Teruel Existe’s success has inspired parties like Soria ¡Ya! (Soria Now), which has sprung up to promote the rights of Spain’s least-populated province. Party leader Ángel Ceña said that local communities across Spain had understood that political representation was key to “obtaining the essential things we need to survive.”

“There are parts of Soria where you can’t even get a television signal, so you can imagine how it is with the internet: It hasn’t even made it to some towns,” he said. “Today, a high-speed connection is as essential to citizens as electricity and running water was in the 1960s … It’s shameful that it continues to be inaccessible in this region.”

Pablo Simón, a political scientist at Madrid’s Carlos III university, said that Spain’s polarized political landscape made it a good moment to be a regional party.

“Spain is fragmented right now: There is no single right, there is no single left, and that volatile context in which absolute majorities don’t exist means that smaller parties can gain unprecedented relevance,” he said.

27-year-old economist Diego Lozar is expected to be elected to parliament on Sunday | Photo by Aitor Hernández-Morales/POLITICO

Simón added that Spain’s electoral laws meant that thresholds for securing seats in the national parliament were relatively low in less populated parts of the country.

“In Madrid, a party needs around 100,000 votes to secure a seat in parliament, but in a place like Soria you can get by with around 18,000 votes; if Soria ¡Ya! performs as well as it did in the regional elections, it will make it in.”

Given the tightness of the election, regional parties could hold the key to the next Spanish government. 

Currently, there’s virtually no scenario in which Sánchez can govern without their support. Meanwhile, if the Popular Party wins enough seats in parliament, smaller parties could help it secure a minority government without having to rely on the far-right Vox party.

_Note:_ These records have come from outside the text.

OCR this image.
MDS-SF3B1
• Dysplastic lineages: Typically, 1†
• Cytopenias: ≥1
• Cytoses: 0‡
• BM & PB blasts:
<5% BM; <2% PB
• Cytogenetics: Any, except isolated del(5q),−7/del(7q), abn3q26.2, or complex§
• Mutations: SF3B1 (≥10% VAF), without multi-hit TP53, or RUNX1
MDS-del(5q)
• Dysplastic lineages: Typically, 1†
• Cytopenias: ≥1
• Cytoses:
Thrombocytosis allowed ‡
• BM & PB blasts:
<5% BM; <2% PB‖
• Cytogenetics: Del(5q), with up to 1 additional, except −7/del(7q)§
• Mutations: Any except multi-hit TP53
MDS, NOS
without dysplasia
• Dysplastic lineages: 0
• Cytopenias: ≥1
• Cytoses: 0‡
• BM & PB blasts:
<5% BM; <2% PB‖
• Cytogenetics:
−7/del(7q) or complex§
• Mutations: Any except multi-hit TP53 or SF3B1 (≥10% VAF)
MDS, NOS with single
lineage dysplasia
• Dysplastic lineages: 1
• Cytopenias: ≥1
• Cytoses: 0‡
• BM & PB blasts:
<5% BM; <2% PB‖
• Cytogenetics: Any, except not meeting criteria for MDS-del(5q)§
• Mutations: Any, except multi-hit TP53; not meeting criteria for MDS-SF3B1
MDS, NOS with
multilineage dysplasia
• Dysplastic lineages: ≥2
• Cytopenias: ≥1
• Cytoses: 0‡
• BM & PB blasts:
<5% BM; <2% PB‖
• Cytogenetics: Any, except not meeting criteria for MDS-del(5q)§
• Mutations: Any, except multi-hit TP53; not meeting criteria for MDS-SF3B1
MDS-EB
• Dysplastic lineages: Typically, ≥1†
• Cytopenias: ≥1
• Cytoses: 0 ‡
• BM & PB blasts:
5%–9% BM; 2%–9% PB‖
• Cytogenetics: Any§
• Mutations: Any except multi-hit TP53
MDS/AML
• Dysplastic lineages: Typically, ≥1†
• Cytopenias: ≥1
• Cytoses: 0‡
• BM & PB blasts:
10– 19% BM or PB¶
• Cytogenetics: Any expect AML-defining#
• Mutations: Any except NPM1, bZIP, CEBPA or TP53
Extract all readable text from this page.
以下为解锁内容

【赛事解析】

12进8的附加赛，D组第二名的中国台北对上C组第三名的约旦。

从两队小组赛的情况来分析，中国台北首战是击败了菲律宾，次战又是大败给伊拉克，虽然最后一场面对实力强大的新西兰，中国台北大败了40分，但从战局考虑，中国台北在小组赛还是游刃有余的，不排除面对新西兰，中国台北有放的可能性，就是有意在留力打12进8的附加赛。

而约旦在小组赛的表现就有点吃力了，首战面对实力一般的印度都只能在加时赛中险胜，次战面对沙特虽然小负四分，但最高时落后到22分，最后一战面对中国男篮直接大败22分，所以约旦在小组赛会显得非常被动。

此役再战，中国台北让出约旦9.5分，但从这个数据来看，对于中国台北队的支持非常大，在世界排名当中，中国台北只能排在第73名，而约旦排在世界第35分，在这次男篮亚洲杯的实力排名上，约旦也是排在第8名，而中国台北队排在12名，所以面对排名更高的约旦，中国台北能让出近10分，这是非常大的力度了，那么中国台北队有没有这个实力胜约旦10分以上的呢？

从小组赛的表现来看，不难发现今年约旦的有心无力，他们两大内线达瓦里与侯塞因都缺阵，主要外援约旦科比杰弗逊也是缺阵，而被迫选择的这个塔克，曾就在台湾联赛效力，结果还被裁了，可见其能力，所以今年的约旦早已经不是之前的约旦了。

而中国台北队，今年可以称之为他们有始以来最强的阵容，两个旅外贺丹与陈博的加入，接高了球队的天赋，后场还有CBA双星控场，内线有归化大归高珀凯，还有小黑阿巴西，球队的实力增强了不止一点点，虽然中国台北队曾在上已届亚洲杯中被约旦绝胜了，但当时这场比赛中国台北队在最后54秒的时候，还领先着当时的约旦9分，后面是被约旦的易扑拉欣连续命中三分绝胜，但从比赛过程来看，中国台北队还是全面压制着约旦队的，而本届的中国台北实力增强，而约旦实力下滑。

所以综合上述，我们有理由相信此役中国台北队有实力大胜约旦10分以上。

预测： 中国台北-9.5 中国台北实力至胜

If that proves to be impossible, however, Teruel Existe’s Guitarte said that a hypothetical Popular Party-Vox coalition would never have his support.

“Vox is against everything we stand for: It defends a centralized state, wants to eliminate regional governments, pretends to support farmers but then supports deviating rivers to funnel water from the interior elsewhere,” he said. “Moreover, the party’s approach to gender-based violence and other issues is completely incompatible with us.”

“We stand for freedom, democracy and plurality; the bare minimum for making a deal with us is respecting those values,” he added.